Rich pickings from cod bones
If the fishing industry can extract the collagen from fish bones, it could earn millions. Scientists have managed this in the lab.
This article was last updated more than two years ago.
Now they are trying to do it industrially.
Nofima has received funding for this work from the Research Council of Norway’s FORNY2020 programme to ensure results from publicly funded research are brought to the market.
Each year 160,000 tonnes of cod trimmings are thrown away, because there is no financial incentive for fishermen to keep them.
“The trimmings contain a lot of bones. The nutrients in bones are difficult to digest, meaning they are currently underutilized and often discarded,” says scientist Sissel Albrektsen.

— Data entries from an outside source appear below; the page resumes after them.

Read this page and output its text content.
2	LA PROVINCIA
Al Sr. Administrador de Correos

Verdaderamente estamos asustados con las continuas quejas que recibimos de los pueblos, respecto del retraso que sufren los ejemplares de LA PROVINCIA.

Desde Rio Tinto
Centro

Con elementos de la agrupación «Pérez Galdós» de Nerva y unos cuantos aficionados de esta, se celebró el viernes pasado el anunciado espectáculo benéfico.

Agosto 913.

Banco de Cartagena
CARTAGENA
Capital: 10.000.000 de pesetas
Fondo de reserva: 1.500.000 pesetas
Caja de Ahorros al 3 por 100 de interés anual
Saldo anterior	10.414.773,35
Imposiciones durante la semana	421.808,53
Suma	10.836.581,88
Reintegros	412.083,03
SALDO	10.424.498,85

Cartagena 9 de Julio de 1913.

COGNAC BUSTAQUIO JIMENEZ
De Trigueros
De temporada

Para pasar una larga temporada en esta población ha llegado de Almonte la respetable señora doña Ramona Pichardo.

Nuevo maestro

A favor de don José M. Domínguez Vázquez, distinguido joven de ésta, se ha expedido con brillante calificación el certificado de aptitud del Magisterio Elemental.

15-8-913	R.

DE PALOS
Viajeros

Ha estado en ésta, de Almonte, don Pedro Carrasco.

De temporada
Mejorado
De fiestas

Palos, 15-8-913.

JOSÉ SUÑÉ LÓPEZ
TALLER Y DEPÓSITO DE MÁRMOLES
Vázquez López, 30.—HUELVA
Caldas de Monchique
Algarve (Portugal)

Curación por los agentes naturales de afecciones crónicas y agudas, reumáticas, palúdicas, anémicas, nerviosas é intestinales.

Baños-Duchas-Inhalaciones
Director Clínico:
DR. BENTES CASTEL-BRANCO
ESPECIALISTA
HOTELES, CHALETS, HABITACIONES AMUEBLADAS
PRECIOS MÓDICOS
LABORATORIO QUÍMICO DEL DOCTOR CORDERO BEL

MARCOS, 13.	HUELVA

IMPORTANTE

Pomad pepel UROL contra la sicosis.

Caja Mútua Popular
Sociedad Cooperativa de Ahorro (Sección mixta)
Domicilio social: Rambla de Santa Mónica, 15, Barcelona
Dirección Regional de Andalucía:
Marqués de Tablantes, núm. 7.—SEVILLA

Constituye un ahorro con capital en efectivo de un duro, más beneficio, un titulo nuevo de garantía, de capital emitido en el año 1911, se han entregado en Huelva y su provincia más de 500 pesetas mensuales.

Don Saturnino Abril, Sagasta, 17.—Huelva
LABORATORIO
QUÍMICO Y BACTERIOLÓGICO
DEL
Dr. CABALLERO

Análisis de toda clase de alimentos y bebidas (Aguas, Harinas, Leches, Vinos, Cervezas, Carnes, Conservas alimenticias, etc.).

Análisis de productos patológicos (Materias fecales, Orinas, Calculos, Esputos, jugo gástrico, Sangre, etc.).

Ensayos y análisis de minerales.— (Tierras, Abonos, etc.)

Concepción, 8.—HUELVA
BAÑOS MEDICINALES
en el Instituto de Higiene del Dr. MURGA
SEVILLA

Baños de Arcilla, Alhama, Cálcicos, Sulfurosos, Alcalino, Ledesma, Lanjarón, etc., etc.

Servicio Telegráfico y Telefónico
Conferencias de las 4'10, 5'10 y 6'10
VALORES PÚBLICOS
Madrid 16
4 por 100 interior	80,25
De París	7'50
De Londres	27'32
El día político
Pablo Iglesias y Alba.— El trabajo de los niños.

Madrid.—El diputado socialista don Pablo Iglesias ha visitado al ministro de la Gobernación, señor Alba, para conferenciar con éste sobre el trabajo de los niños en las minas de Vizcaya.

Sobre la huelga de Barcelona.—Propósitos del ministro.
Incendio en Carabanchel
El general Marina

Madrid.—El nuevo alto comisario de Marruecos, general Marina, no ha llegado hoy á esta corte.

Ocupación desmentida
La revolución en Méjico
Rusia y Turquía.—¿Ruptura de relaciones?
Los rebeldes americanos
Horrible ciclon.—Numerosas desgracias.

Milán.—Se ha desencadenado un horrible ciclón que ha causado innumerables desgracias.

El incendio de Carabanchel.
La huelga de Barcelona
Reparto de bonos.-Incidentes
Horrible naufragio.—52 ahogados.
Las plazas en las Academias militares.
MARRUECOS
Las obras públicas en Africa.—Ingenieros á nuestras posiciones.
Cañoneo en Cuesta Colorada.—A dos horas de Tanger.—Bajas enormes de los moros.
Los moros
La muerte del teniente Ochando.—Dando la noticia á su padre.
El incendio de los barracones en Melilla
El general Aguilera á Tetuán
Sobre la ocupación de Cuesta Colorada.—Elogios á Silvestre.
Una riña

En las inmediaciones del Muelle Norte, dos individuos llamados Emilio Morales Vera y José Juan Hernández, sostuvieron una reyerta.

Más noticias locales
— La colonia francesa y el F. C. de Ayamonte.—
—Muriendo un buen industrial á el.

Fish bones have a high collagen content. This protein is used in face creams and dietary supplements and has potential as a health-promoting ingredient in salmon feed.
Collagen is extracted from fish bones after demineralisation. Albrektsen and her colleagues have developed a process to release the minerals in fish bones and have come a long way with a process to release the proteins.
The goal of this project is to release at least 85% of the collagen-rich protein in cod bones. If they succeed, the value of fish trimmings will rocket. Extraction of minerals and proteins from cod bones could generate NOK 400–900 million per year, depending on the products developed.
“Bone components seem to affect muscle quality and health, and this may help to develop a more robust fish,” Albrektsen explains.
Fishmeal manufacturer Vedde AS is a partner in this project:
“Our goal is to increase the value of fishmeal for aquaculture in particular and to develop new ingredients for use in feed and food products,” says Ola Flesland at Vedde, which is part of the TripleNine Group.